EK: Yes, it is an absolute must. Not only the Abraham Accords, but, more importantly, the Saudi-Israeli normalization process. The Saudis are quietly backing Israel's operation as do Jordan’s King Abdullah and Egypt’s president Sisi, among others. No Arab regime has any sympathy for the Muslim Brotherhood and their many offshoots, be they Hamas, al-Qaeda, or ISIS. They are even less sympathetic to the Shiite Islamist regime in Tehran and its offshoots—Lebanon’s Hezbollah and Yemen’s Houthis. Hamas, in this respect, has it the worst of all worlds being ideologically affiliated with the Muslim Brotherhood and militarily and politically supported by Shiite Iran.
DM: Do you think America also is responsible, or bears some responsibility, for what happened, considering the transfer of funds to Iran?
EK: In a broader sense, the Biden administration's desperation to appease Tehran and to revive the 2015 nuclear agreement with Iran, instead of intensifying the sanctions and making a credible military threat, has had a significant adverse impact. This softer stance has emboldened Tehran and strengthened its regional position. Yet, the administration seemed to be slowly reawakening from its delusions over the past few months, as illustrated inter alia by the firing of Iran’s foremost Washington advocate: Robert Malley. And the scope and barbarity of Hamas’s atrocities have certainly touched a raw nerve in President Biden and enticed him into sending a powerful message to Tehran and its Lebanese proxy—in word and deed (sending the US navy to the eastern Mediterranean—to stay out of the Israel-Hamas confrontation.
It remains to be seen how the war will play out. Should Iran and Hezbollah ignore Biden’s warning and become involved, America might respond, in which case it might lead to NATO involvement as happened in Afghanistan and Iraq. Biden said he consulted his main NATO allies—Britain, Germany, and France—about the situation, and the outcome may depend on various contingencies. In the event that Hezbollah targets Israel, it's likely that Israel will respond swiftly and decisively against Lebanon, perhaps even against Iran. But the hope is that Hezbollah doesn't interfere in an already complex scenario.
Israel’s international standing stronger today than ever before
DM: Would you say that, compared to previous major operations or wars, Israel is in a better international position today, given its relations with the U.S. and its Arab allies, including Greece, Egypt, and even Morocco?
EK: Yes, internationally, Israel is in a better position. It has the support of the United States and the anti-Iran Arab alliance. And while the Arab states will keep relatively aloof, or even make symbolic gestures to the Palestinians, such as the UAE sending them $20 million in humanitarian relief, the broader international sentiment is presently on Israel’s side.

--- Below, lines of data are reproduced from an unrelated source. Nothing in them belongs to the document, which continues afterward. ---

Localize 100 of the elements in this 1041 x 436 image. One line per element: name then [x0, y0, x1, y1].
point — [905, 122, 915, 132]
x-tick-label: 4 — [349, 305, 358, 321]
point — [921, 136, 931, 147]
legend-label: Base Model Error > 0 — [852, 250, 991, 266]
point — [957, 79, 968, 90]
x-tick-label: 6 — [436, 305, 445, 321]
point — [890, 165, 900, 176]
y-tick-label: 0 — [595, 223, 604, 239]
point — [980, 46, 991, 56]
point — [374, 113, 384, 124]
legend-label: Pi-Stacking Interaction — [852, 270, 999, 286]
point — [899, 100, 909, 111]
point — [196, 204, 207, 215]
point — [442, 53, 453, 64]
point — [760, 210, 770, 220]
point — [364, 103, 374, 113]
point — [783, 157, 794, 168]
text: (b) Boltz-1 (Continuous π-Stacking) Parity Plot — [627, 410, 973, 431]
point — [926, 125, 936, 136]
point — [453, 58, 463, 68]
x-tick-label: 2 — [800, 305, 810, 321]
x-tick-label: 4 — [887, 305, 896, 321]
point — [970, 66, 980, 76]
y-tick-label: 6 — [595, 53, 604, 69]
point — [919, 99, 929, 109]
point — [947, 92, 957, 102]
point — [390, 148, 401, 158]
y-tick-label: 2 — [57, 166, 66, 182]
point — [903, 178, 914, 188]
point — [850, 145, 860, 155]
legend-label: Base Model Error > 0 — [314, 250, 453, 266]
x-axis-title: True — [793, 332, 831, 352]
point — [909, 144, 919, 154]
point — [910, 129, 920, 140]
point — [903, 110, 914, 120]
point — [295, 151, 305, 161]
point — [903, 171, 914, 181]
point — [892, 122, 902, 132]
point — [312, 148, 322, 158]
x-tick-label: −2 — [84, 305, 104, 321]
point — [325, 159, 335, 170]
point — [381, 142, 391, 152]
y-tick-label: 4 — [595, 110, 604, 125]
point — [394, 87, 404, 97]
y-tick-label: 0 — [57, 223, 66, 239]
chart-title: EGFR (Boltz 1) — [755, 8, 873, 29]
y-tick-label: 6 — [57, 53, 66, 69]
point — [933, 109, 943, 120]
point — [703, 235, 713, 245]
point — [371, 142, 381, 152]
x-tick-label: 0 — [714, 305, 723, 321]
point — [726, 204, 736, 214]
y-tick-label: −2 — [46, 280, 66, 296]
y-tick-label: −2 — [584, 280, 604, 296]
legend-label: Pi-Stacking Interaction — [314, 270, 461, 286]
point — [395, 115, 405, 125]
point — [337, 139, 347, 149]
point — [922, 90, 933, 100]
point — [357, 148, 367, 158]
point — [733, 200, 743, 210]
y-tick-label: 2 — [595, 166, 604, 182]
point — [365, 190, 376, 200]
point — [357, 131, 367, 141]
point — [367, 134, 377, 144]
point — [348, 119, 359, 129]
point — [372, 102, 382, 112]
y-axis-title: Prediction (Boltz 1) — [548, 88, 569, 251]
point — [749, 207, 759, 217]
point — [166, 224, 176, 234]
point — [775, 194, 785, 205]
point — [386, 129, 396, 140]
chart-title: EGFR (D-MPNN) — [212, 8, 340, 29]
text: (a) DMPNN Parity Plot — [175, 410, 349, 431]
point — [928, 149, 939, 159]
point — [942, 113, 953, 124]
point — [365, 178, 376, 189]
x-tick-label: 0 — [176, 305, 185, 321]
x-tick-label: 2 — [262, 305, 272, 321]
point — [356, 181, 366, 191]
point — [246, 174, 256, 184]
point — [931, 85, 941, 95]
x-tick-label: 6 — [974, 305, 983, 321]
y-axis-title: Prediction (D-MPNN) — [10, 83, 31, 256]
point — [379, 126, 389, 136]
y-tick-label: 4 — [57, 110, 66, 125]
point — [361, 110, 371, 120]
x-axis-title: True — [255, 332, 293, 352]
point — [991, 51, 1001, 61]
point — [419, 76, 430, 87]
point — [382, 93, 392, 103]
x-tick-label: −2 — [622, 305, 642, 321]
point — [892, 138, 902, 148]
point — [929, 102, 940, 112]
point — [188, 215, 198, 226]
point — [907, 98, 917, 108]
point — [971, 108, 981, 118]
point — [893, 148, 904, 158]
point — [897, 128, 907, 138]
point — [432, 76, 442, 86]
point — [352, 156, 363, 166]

As a matter of fact, the Arab states have never had real sympathy for the Palestinians. And while anti-Zionism formed the main common denominator of pan-Arab solidarity and its most effective rallying cry, the actual policies of the Arab states have shown far less concern for the well-being of the Palestinians than for their own self-serving interests. Indeed, nothing has done more to expose the hollowness of pan-Arabism than its most celebrated cause.
Now that many of the Arab states have normalized relations with Israel, they will seek to avoid getting involved in the current war and would like to see Israel resolve the situation as quickly as possible. Once Hamas is defeated, they can shift back their focus to other, more pressing issues.